Editörün Notu: Köy enstitülü bir anadan
90’lı yaşların hayıflanma notları...
“Okumak gerek evlat, falanı filanı bırakıp okumak gerek.” Gençlerin, kitap okumanın nelere kadir olacağının bilincinde olmaları dileği ile başlayayım.
Beş duyumuz bizi anlatan, anlayan uzuvlarımızdır. Hepsi ayrı ayrı kıymetlidir. Duyarız, görürüz, koklarız, tadarız, hissederiz.
Yaş aldıkça yerçekimi etkilerini bu beş duyu üzerinde de gösterir. Yüzde kırışıklıklar olduğu gibi göz kapakları sarkar falan.

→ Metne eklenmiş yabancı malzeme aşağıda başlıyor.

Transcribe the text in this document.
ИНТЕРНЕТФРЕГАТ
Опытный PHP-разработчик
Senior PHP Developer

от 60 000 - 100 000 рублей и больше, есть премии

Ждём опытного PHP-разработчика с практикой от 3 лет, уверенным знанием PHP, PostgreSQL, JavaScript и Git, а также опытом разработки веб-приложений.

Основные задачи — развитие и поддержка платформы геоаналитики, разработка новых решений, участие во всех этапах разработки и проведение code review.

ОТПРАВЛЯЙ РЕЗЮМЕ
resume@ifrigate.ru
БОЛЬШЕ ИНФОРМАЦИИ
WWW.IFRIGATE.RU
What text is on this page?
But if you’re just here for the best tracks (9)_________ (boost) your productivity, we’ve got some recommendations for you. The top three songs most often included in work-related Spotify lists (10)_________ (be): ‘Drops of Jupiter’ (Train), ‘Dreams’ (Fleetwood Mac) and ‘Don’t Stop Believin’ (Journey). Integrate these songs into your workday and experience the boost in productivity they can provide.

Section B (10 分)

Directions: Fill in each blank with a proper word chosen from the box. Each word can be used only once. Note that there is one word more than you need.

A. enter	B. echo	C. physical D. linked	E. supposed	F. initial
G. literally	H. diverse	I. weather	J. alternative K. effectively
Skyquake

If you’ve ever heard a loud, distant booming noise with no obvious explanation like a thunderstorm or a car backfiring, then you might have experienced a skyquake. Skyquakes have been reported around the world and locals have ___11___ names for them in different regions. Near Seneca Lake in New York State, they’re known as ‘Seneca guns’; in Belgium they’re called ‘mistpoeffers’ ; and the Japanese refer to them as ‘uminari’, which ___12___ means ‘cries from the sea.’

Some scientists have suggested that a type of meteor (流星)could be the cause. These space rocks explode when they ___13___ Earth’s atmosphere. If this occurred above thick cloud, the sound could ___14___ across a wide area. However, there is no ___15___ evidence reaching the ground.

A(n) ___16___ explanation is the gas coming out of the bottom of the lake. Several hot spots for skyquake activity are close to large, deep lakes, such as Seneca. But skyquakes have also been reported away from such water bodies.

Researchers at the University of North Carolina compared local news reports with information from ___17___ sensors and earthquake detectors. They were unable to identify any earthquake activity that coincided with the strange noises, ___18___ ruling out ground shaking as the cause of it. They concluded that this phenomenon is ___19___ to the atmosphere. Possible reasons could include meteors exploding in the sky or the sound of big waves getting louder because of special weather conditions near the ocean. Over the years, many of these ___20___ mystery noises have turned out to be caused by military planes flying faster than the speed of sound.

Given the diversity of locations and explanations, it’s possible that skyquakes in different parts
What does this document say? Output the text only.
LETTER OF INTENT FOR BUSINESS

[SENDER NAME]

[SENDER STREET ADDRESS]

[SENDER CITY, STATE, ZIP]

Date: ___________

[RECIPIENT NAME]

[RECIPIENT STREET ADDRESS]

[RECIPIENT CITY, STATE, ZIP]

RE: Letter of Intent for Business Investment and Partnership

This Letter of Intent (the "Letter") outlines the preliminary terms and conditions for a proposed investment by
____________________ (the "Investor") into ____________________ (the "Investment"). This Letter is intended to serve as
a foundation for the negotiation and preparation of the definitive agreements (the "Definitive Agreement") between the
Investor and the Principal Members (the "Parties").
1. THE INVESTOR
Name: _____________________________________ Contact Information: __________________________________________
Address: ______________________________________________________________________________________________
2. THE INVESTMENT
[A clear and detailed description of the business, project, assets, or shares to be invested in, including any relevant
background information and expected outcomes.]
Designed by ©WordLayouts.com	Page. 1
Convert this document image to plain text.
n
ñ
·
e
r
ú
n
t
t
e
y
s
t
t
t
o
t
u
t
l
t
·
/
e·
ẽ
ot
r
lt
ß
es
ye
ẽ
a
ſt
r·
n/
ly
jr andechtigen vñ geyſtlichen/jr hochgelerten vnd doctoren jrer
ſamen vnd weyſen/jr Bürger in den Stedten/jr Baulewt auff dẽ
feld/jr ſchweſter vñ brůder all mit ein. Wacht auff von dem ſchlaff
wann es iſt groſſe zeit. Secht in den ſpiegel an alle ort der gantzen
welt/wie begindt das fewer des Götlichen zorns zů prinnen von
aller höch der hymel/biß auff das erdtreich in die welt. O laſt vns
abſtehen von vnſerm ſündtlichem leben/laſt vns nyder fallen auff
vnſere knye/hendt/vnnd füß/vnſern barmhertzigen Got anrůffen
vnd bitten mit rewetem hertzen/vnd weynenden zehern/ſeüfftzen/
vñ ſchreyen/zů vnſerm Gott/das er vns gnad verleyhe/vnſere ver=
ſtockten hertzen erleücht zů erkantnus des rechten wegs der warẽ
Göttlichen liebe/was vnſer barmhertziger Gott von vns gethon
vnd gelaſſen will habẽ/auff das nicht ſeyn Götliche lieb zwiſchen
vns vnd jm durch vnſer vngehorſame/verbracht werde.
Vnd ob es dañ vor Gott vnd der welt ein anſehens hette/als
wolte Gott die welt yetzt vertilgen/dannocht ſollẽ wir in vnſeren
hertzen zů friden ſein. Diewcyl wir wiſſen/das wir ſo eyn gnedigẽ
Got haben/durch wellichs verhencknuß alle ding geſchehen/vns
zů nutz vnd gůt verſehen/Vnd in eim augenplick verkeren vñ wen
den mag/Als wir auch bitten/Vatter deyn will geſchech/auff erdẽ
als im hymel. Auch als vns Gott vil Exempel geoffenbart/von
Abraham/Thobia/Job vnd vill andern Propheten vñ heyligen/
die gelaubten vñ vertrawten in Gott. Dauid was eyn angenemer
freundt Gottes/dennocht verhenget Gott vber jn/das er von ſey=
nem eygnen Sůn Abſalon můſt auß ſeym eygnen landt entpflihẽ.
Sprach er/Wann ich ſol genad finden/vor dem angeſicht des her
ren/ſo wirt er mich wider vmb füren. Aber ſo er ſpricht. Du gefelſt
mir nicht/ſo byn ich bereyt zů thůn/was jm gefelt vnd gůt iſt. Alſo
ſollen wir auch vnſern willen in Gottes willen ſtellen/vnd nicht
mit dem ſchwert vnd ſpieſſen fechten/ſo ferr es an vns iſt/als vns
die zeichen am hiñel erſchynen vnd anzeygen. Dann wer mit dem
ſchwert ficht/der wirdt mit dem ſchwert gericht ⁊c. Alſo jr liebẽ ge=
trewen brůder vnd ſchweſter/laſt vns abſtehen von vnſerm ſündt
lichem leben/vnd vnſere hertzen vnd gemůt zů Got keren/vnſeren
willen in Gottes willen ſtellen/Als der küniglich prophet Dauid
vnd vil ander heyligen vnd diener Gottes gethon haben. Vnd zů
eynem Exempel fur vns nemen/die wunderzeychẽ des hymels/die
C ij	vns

Bu konuda ihtisasım yok, ama yaş aldıkça beyin ile ilişkili olan sinirlerde zayıflama olur algılamak, anlamak zayıfladığı için… Kulağım da görevini yapamadığından, çok severek katıldığım toplantılar bana hüzün veriyor. Konuşanları görmem, ses tonlarıyla onları tanımam, anlatılanları anlamam zor oluyor. Konuşmaları, ağız hareketleri, vücut dili ve ses tonu ile anlamak için pür dikkat dinliyorum ama olmuyor. Unutmadan söyleyeyim, nedenini bilmesem de özgüvenim çok.
Ah gençlik, ah beradayilik*, ah Hanya’yı Konya’yı düşünmeden… Okumadan uzak oluşlarımız, her şeyi ben bilirim tavırlarımız… Ömrümün bilinçsizce boşa geçen zamanları… Ah, ah!
Geride kalan günlerin azaldığını fark ederek torbada kalan şekerlerimi emerek tüketmeğe çalışıyorum. Ama günler hız almış koşarak gidiyor şekerleri yuta yuta…
Yıllardır salonumuzun en büyük duvarını kaplayan kitaplığa uzunca zaman ben süs olarak bakmışım. Şimdi acı duysam da bu kitaplarda nelerin saklı olduğunu görüp, yeni kitapları okumamın yanında onları da açıp tek tek okumak istiyorum.
Geç mi, kaldım diyorsunuz… Hayır, hayır önümde daha çok yıllarım var değil mi ama…
Nebahat AKIN
*Beradayi; Sırrı Süreyya’dan alınmıştır, öylesine amaçsız, öylesine dengesiz dolaşma anlamına geliyor.